Citizens Reserve Partners with Smartrac to Integrate RFID into SUKU

In other news, Citizens Reserve, the San Francisco-area provider of the Blockchain-based buyer/supplier network, “SUKU,” has partnered with Amsterdam-based connected devices manufacturer, Smartrac, to integrate RFID signals to SUKU. Citizens Reserve seeks to solve a longstanding problem with using Blockchain for track-and-trace activity: linking physical assets in the physical supply chain with distributed digital ledgers. Products have to “change hands” at each stop along the supply chain, creating vulnerabilities for fraud, tampering, theft, and so on. But tagging products and parcels essentially gives them digital identities as they make their way across the physical supply chain.

When products are scanned at each stop, the RFID tag will automatically transmit the product’s location to SUKU and assign (or verify) its chain of custody.
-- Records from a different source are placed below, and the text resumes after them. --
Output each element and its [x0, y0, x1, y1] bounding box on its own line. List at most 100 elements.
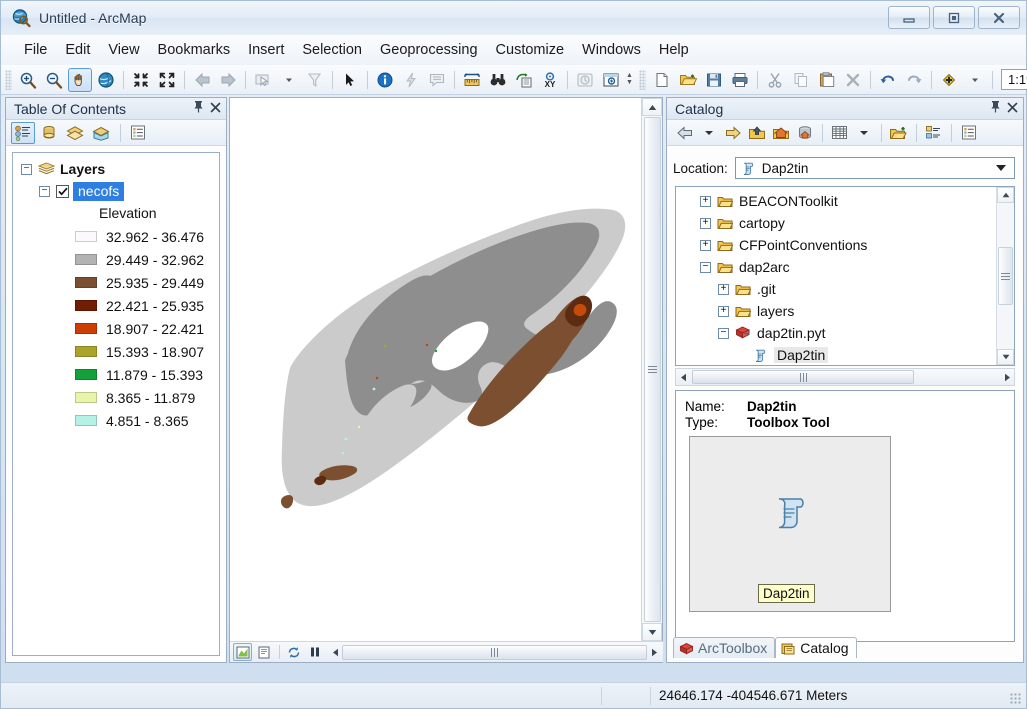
window-resize-grip[interactable]	[1010, 693, 1022, 705]
contents-dropdown-icon[interactable]	[852, 122, 875, 144]
measure-icon[interactable]	[460, 68, 484, 92]
clear-selection-icon[interactable]	[303, 68, 327, 92]
legend-row[interactable]: 15.393 - 18.907	[75, 340, 219, 363]
paste-icon[interactable]	[815, 68, 839, 92]
identify-icon[interactable]	[373, 68, 397, 92]
catalog-tree-node[interactable]: Dap2tin	[676, 344, 1014, 365]
map-horizontal-scrollbar[interactable]	[328, 644, 661, 661]
find-route-icon[interactable]	[512, 68, 536, 92]
toc-root-layers[interactable]: − Layers	[13, 158, 219, 180]
catalog-tree-node[interactable]: + BEACONToolkit	[676, 190, 1014, 212]
toolbar-grip[interactable]	[5, 69, 12, 90]
legend-swatch[interactable]	[75, 323, 97, 334]
undo-icon[interactable]	[876, 68, 900, 92]
toc-options-icon[interactable]	[126, 122, 150, 144]
expand-node-icon[interactable]: +	[700, 239, 711, 251]
html-popup-icon[interactable]	[425, 68, 449, 92]
legend-swatch[interactable]	[75, 254, 97, 265]
pan-hand-icon[interactable]	[68, 67, 92, 92]
menu-insert[interactable]: Insert	[239, 38, 293, 62]
scroll-right-icon[interactable]	[1000, 369, 1014, 386]
legend-row[interactable]: 22.421 - 25.935	[75, 294, 219, 317]
cut-icon[interactable]	[763, 68, 787, 92]
zoom-in-icon[interactable]	[16, 68, 40, 92]
toggle-contents-icon[interactable]	[828, 122, 851, 144]
pin-icon[interactable]	[990, 100, 1001, 116]
redo-icon[interactable]	[902, 68, 926, 92]
menu-edit[interactable]: Edit	[56, 38, 99, 62]
new-map-icon[interactable]	[650, 68, 674, 92]
catalog-tree-scrollbar[interactable]	[996, 187, 1014, 365]
menu-selection[interactable]: Selection	[293, 38, 371, 62]
legend-swatch[interactable]	[75, 300, 97, 311]
scroll-down-icon[interactable]	[642, 623, 662, 641]
scroll-left-icon[interactable]	[676, 369, 690, 386]
menu-customize[interactable]: Customize	[487, 38, 574, 62]
catalog-tree-node[interactable]: + CFPointConventions	[676, 234, 1014, 256]
list-by-visibility-icon[interactable]	[63, 122, 87, 144]
create-viewer-window-icon[interactable]	[599, 68, 623, 92]
legend-swatch[interactable]	[75, 369, 97, 380]
fixed-zoom-in-icon[interactable]	[129, 68, 153, 92]
toolbar-overflow-left[interactable]: ▲ ▼	[624, 72, 635, 86]
select-features-icon[interactable]	[251, 68, 275, 92]
legend-row[interactable]: 11.879 - 15.393	[75, 363, 219, 386]
tab-catalog[interactable]: Catalog	[775, 637, 857, 658]
copy-icon[interactable]	[789, 68, 813, 92]
map-hscroll-thumb[interactable]	[342, 644, 647, 660]
home-icon[interactable]	[769, 122, 792, 144]
catalog-scroll-thumb[interactable]	[998, 247, 1013, 305]
expand-node-icon[interactable]: +	[700, 195, 711, 207]
map-scale-combobox[interactable]: 1:19,717,500	[1001, 69, 1027, 90]
catalog-tree-node[interactable]: + cartopy	[676, 212, 1014, 234]
catalog-tree-node[interactable]: − dap2arc	[676, 256, 1014, 278]
select-features-dropdown-icon[interactable]	[277, 68, 301, 92]
legend-row[interactable]: 29.449 - 32.962	[75, 248, 219, 271]
up-one-level-icon[interactable]	[745, 122, 768, 144]
legend-row[interactable]: 18.907 - 22.421	[75, 317, 219, 340]
scroll-down-icon[interactable]	[997, 349, 1014, 365]
list-by-selection-icon[interactable]	[89, 122, 113, 144]
scroll-up-icon[interactable]	[642, 98, 662, 116]
catalog-hscroll-thumb[interactable]	[692, 370, 914, 384]
menu-geoprocessing[interactable]: Geoprocessing	[371, 38, 487, 62]
menu-help[interactable]: Help	[650, 38, 698, 62]
legend-swatch[interactable]	[75, 392, 97, 403]
minimize-button[interactable]	[888, 6, 930, 29]
data-view-icon[interactable]	[233, 643, 252, 661]
legend-swatch[interactable]	[75, 231, 97, 242]
forward-icon[interactable]	[721, 122, 744, 144]
map-view[interactable]	[229, 97, 663, 663]
add-data-dropdown-icon[interactable]	[963, 68, 987, 92]
back-extent-icon[interactable]	[190, 68, 214, 92]
legend-row[interactable]: 32.962 - 36.476	[75, 225, 219, 248]
tab-arctoolbox[interactable]: ArcToolbox	[673, 637, 776, 658]
refresh-icon[interactable]	[284, 643, 303, 661]
catalog-tree-node[interactable]: + layers	[676, 300, 1014, 322]
go-to-xy-icon[interactable]: XY	[538, 68, 562, 92]
tool-thumbnail[interactable]: Dap2tin	[689, 436, 891, 612]
legend-row[interactable]: 4.851 - 8.365	[75, 409, 219, 432]
menu-file[interactable]: File	[15, 38, 56, 62]
catalog-tree-node[interactable]: + .git	[676, 278, 1014, 300]
legend-swatch[interactable]	[75, 415, 97, 426]
expand-node-icon[interactable]: +	[718, 283, 729, 295]
full-extent-globe-icon[interactable]	[94, 68, 118, 92]
fixed-zoom-out-icon[interactable]	[155, 68, 179, 92]
toc-tree[interactable]: − Layers − necofs Elevation 32.962 - 36.…	[12, 152, 220, 656]
file-toolbar-grip[interactable]	[639, 69, 646, 90]
legend-swatch[interactable]	[75, 346, 97, 357]
chevron-down-icon[interactable]	[996, 165, 1006, 171]
maximize-button[interactable]	[933, 6, 975, 29]
map-canvas[interactable]	[230, 98, 641, 641]
print-icon[interactable]	[728, 68, 752, 92]
pin-icon[interactable]	[193, 100, 204, 116]
scroll-right-icon[interactable]	[647, 644, 661, 661]
close-button[interactable]	[978, 6, 1020, 29]
catalog-options-icon[interactable]	[957, 122, 980, 144]
find-binoculars-icon[interactable]	[486, 68, 510, 92]
layer-visibility-checkbox[interactable]	[56, 184, 69, 198]
delete-icon[interactable]	[841, 68, 865, 92]
menu-view[interactable]: View	[99, 38, 148, 62]
catalog-tree-node[interactable]: − dap2tin.pyt	[676, 322, 1014, 344]
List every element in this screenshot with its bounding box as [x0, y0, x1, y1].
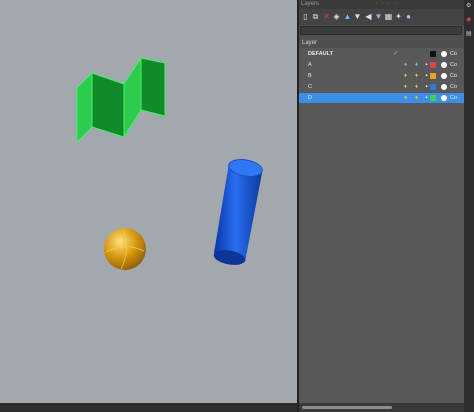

With the product’s provenance, location, and disposition digitally documented in a secure, permanent, and immutable distributed database, it makes it difficult to skirt the system and for materials and products to “fall off a truck,” so to speak. Conversely, RFID tagging also helps companies conduct consumer recalls quickly and efficiently because they would be able to more  precisely isolate affected lots, saving time, money, wasted product, and potential illness or death. Kudos, Citizens Reserve!

Hyperledger Developing a “Grid” of Supply Chain Tools for Blockchain

Lastly, Hyperledger, the open source Blockchain project developed by the Linux Foundation, announced late last month that it is developing a set of Blockchain-based supply chain management tools, dubbed Grid. Hyperledger describes Grid as “an ecosystem of technologies, frameworks, and libraries that work together,” and are meant to be shared in the same open-source manner that has made Hyperledger famous. The idea is to create a set of shareable and reusable tools for Blockchain-based supply chain managers that have similar supply chain data needs and requirements. It seeks to increase interoperability and compatibility among other Hyperledger-based Blockchains, which do not necessarily “speak” the same language or recognize each other in the same way. The first go-round for Grid will be via Sabre, Hyperledger’s Web Assembly (WASM) Smart Contract Engine. By starting with Sabre, Hyperledger seeks to place Sabre and WASM at the center of supply chain-focused Blockchains moving forward.